Babies: A Conspiracy (story #44)

Babies aren’t who you think they are. Let’s just start there.

They aren’t a younger version of us. They are not the same person from day to day, either. In fact, they aren’t even people, which might come as a surprise

You ever wonder why babies seem to change from day to day? You hear parents say that kind of thing all the time. “He/she just keeps on changing,” they say about junior or juniorette. Well, of course, he/she keeps changing, mom and dad. Duh.

Each night, babies are swapped out for a slightly older version of that model—kind of like an Apple product. (Hint. Hint.)

The newer version of each baby is just barely different from the last. This keeps parents happy because they think their kids are growing and yet the change is not so drastic that it freaks them out. Babies, like Apple computers (hint hint), are good products. They better be. A lot of time and planning was put into them.

This might be hard to believe. It’s especially difficult for moms. When pregnant, they grow and carry around another person, and they assume that those growing people in their bellies and the babies that doctors hand them after all that pushing and breathing are one and the same. HA HA HA HA!

Sure, it seems natural. It makes sense that they would be the same. Or does it?

If you think about it: ten months to make a person? It’s just kind of ridiculous. It takes a lot longer to do something that complicated. Actually, all told it’s 3 years, 4 months, 6 days, and 2 hours and a few minutes give or take. Moms just start the process off. Then those half-baked little bodies come out of their moms and are then kept in the hospital until they are ready to be delivered to their parents at night. The room they’re kept in is kind of like an oven, but not quite. It’s kind of technical, like an Apple. (Hint.)

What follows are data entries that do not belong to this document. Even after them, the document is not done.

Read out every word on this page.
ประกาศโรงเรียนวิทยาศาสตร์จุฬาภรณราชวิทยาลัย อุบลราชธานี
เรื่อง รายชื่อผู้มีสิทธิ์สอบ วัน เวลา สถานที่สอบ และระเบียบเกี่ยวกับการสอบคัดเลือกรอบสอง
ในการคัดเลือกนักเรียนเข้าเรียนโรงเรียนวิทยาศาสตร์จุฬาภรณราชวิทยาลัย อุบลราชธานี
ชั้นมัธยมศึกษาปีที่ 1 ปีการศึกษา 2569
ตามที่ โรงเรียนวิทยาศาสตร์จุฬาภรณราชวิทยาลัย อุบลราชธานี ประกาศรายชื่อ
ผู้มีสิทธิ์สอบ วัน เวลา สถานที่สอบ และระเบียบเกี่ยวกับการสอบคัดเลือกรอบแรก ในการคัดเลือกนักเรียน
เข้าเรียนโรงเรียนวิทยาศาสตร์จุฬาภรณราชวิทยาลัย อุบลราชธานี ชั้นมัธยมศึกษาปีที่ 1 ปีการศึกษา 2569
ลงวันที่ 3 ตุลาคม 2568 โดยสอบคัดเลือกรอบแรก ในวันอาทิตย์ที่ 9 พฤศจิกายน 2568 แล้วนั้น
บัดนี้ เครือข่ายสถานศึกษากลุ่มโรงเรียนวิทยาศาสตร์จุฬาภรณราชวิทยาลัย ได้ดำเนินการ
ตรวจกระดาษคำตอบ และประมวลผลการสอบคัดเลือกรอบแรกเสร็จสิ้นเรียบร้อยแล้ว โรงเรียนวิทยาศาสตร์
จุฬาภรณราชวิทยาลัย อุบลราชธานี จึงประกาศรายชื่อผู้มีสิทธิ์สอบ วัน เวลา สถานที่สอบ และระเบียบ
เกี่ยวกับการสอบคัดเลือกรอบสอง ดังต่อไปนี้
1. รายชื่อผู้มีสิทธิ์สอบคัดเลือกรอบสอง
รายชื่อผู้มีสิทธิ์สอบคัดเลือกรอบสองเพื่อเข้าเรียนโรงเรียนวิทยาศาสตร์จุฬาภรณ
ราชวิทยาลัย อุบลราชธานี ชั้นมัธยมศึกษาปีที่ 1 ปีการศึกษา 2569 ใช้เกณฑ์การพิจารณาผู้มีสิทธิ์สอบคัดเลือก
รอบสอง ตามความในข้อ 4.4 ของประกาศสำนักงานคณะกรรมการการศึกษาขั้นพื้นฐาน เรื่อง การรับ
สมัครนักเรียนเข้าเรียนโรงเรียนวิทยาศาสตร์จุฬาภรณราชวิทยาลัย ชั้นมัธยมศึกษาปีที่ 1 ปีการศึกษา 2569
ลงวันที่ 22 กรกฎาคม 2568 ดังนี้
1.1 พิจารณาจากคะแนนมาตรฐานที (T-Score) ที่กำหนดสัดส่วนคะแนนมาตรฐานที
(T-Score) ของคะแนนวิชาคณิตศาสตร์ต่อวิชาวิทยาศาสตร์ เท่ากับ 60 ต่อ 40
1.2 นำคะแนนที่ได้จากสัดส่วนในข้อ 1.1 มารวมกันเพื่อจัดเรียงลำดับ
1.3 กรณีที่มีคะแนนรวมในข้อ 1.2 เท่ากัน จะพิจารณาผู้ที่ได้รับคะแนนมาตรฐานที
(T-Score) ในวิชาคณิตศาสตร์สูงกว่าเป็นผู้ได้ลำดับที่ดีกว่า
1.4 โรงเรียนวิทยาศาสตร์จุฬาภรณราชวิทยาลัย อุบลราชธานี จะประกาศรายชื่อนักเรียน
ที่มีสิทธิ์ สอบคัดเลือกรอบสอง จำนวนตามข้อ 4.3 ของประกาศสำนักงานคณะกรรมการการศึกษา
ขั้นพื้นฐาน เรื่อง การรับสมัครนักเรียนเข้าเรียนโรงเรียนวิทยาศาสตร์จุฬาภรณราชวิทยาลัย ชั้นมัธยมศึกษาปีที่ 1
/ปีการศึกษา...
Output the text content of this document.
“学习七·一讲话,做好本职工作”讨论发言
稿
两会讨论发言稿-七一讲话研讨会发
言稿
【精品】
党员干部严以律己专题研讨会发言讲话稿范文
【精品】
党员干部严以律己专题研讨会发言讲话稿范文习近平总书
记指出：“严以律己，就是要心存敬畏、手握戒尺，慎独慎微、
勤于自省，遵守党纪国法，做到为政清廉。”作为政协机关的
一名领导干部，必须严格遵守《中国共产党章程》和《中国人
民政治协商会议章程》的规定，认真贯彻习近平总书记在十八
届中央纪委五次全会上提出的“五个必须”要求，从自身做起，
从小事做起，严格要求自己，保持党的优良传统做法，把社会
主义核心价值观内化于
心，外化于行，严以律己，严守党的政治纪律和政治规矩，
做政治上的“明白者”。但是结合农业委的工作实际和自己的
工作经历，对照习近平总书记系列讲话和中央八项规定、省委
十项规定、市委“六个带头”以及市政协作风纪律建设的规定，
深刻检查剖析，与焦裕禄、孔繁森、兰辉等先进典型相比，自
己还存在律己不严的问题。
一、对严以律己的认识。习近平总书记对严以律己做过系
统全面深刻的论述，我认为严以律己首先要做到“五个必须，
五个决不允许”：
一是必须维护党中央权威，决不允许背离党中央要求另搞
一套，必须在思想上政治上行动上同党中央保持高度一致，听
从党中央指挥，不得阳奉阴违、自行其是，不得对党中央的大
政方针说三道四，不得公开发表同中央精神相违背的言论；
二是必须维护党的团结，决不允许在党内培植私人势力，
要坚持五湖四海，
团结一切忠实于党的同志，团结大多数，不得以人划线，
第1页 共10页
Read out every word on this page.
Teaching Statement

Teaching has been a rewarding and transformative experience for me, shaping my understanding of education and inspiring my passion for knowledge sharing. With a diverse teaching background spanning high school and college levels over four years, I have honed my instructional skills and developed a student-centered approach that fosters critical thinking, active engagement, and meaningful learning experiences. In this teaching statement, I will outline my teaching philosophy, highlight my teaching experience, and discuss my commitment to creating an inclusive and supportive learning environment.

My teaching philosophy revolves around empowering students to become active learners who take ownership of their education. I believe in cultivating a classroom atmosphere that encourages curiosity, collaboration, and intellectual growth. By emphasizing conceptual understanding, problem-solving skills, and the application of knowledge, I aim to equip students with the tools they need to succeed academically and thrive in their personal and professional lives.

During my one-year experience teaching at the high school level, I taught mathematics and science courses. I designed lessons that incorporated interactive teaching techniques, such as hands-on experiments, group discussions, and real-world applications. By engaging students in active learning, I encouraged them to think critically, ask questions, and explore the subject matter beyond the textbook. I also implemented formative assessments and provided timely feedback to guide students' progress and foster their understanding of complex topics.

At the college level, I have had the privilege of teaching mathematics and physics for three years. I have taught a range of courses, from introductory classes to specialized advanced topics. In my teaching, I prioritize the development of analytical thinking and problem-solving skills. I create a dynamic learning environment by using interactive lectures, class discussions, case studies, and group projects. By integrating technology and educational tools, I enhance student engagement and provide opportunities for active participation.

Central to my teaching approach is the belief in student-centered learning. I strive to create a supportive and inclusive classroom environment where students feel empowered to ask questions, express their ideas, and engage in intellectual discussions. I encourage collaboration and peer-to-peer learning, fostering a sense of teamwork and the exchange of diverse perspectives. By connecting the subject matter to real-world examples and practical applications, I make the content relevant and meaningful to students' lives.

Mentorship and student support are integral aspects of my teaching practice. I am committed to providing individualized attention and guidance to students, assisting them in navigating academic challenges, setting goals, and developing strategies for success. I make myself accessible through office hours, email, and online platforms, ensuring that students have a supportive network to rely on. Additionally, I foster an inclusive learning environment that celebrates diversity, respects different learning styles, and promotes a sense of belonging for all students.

Another fact about babies: they haven’t been around for that long. They’re kind of a new invention that came out of the fact that so many moms were too impatient to wait for their babies to be fully done. They didn’t like having to put all that effort out only to have to wait for another 3 years, 4 months, etc. Who can blame them?

People think babies are impatient, but if you’ve ever been around a mom after about 8 months of pregnancy, you realize that babies are like Zen monks comparatively speaking. I won’t say it’s the hormones—that would be bad. Moms don’t like that kind of talk, anyways. And you don’t want to make moms mad, which is precisely why “The Factory” came up with the idea of the baby.

So what are babies, exactly?

Have you ever heard any one say that so-and-so baby “is a living doll”? Well, that’s exactly what they are. They’re really well-made dolls. They smell good and they cuddle on command. They are great to look at and they are fun to play with. Doesn’t that remind you of another very popular product? I won’t say it, but you know what I want to say.  Look, I’m taking a real risk breaking things down here. But yes, The Factory is in Silicon Valley and Steve Jobs came up with the idea of babies. Haven’t you heard people say that so and so is the apple of his mom’s eye? That and the “living doll” comment. These are all clues. You need to be open to them. I mean, doesn’t it make more sense that Steve Jobs invented babies? He invented a lot of wonderful things in his life, right.

Believe it or not. But I don’t know why you wouldn’t. It certainly seems less crazy that Steve Jobs invented a baby than the other story we’ve been told for years.
I’m going to stop there. You seem upset.

Maybe it’s just better for you to forget I mentioned this. Moms of the world, your babies are yours. You carried them around for 10 months and those strange, wrinkled, ever-changing, ever-pooping, eating and crying individuals that you think are so cute are the same individuals as those fully-formed, talking, people you are taking to pre-school now all these years later.

Just believe that. Sure. It’s better that way. Forget what I said.